Like many homeless people dispersed around Johannesburg, Ndlovu lives every day as it comes, hoping to just make ends meet. He has been homeless for three years and left his home because he had “become naughty and the community was against [him].” He had no choice but to leave he says.
Home for Simphiwe was Orange Farm. When he was 17, he started smoking marijuana and later moved on to other drugs. To fund his drug addiction, he turned to gambling and burglary.
“Our greatest struggle as young people of this generation is drugs,” says Simphiwe.
Simphiwe says young people in his hometown were targeted by drug dealers and drugs were easily available. He wants to go to a rehabilitation centre, he tells me, but if you’re young and homeless, getting into a rehab centre is near impossible. There are three state-owned drug rehabilitation centres in Gauteng, and only one of them is geared towards working with the youth.

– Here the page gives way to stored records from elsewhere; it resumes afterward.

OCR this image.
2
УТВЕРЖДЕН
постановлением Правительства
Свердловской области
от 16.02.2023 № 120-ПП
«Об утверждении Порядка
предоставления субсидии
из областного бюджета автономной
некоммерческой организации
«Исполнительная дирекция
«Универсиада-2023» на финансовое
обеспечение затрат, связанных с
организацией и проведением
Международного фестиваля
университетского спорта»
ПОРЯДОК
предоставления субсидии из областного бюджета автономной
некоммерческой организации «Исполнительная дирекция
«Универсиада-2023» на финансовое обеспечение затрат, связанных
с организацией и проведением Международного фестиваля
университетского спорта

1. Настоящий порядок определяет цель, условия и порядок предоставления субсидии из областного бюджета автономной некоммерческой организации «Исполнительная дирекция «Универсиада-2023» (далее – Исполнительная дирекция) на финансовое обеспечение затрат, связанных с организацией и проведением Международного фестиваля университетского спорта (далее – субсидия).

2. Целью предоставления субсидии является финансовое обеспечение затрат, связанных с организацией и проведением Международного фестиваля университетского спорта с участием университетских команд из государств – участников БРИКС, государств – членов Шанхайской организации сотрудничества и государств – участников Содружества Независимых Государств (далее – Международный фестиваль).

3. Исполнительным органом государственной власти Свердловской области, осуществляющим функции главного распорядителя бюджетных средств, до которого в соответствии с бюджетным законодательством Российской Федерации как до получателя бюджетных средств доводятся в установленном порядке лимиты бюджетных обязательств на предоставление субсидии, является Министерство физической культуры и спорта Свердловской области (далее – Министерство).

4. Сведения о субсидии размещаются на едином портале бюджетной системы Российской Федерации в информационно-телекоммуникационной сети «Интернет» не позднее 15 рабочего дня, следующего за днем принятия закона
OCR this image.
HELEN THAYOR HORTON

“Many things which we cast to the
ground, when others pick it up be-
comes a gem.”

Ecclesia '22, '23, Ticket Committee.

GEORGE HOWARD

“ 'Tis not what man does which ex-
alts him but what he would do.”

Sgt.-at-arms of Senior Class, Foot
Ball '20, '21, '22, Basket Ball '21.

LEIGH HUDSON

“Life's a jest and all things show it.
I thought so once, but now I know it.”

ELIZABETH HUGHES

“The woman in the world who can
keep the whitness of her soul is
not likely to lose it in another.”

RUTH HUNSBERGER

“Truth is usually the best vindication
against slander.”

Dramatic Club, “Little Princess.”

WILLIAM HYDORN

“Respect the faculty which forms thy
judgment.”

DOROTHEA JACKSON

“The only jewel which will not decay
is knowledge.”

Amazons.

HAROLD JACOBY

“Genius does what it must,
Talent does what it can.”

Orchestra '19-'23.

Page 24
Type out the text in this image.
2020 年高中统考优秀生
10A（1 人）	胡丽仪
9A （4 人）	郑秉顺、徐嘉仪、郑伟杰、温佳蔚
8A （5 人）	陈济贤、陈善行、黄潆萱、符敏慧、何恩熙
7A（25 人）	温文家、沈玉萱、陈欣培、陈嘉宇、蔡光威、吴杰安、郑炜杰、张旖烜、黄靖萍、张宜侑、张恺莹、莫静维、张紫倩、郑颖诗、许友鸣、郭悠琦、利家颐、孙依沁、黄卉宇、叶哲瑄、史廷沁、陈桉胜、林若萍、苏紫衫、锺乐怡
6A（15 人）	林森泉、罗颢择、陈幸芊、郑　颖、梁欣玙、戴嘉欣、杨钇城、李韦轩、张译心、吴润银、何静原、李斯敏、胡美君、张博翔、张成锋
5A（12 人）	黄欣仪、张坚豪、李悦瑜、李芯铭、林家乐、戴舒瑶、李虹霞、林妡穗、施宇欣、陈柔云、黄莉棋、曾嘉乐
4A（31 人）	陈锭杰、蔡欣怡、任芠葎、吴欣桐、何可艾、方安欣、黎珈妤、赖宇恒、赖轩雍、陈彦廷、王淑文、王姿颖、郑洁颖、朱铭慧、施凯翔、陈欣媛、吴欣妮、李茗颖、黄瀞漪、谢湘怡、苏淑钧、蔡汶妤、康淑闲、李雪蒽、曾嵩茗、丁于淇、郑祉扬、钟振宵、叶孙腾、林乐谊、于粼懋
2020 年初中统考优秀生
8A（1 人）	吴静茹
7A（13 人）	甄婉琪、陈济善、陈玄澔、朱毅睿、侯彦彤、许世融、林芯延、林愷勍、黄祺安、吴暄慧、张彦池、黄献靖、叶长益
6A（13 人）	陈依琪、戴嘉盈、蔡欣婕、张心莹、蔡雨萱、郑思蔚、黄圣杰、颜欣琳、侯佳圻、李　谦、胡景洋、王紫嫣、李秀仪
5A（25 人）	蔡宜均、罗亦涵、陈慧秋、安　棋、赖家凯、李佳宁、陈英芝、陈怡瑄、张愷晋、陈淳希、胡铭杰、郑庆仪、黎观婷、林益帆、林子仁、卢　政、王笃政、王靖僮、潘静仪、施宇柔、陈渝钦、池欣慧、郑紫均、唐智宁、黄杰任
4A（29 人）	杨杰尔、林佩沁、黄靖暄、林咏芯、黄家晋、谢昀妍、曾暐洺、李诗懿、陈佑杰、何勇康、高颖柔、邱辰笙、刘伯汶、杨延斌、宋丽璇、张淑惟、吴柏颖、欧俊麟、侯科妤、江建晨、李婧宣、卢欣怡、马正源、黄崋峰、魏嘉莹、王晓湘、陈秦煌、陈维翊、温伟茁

Neo Mcina (19), from Rockville, has been living on the streets for 15 months. The second child of four, his mother passed away just weeks before he became homeless. His siblings live with his aunt in Rockville but Neo ran away to live with his cousins.
Later he got involved in drugs and petty crime, and a warrant for his arrest was issued. He tried to redeem himself by starting a carwash, he says, but was forced to flee his home after he was beaten by a mob of angry taxi drivers, who accused him of stealing hubcaps. “I feared for my life… I couldn’t stay there anymore,” he says.
“I used to have dreams; I wanted to be a dancer. I even won a dance competition called Zero to Hero and took home the first prize.”
Kabelo Nchabeleng (26) has been living on the streets since December last year. His father kicked him out over a misunderstanding, he says. Valuable things in their home were going missing and his father concluded he had sold them to feed his drug addiction.
Kabelo, who aspires to be a musician just like his namesake, Kabelo Mabalane, admits that he still smokes marijuana and says it is the only time he feels happy.
He wants to return home, he says, but with things with his father still unresolved, he can’t yet bring himself to do it.
Plagued with criminal records for petty crimes, snubbed by their families and communities, and unable to kick their damaging drug habits; these young men believe they have no option but to live on the streets.
“A person like me is a nobody. When people see me coming down a street, they cross to the other side. That is my reality,” he says.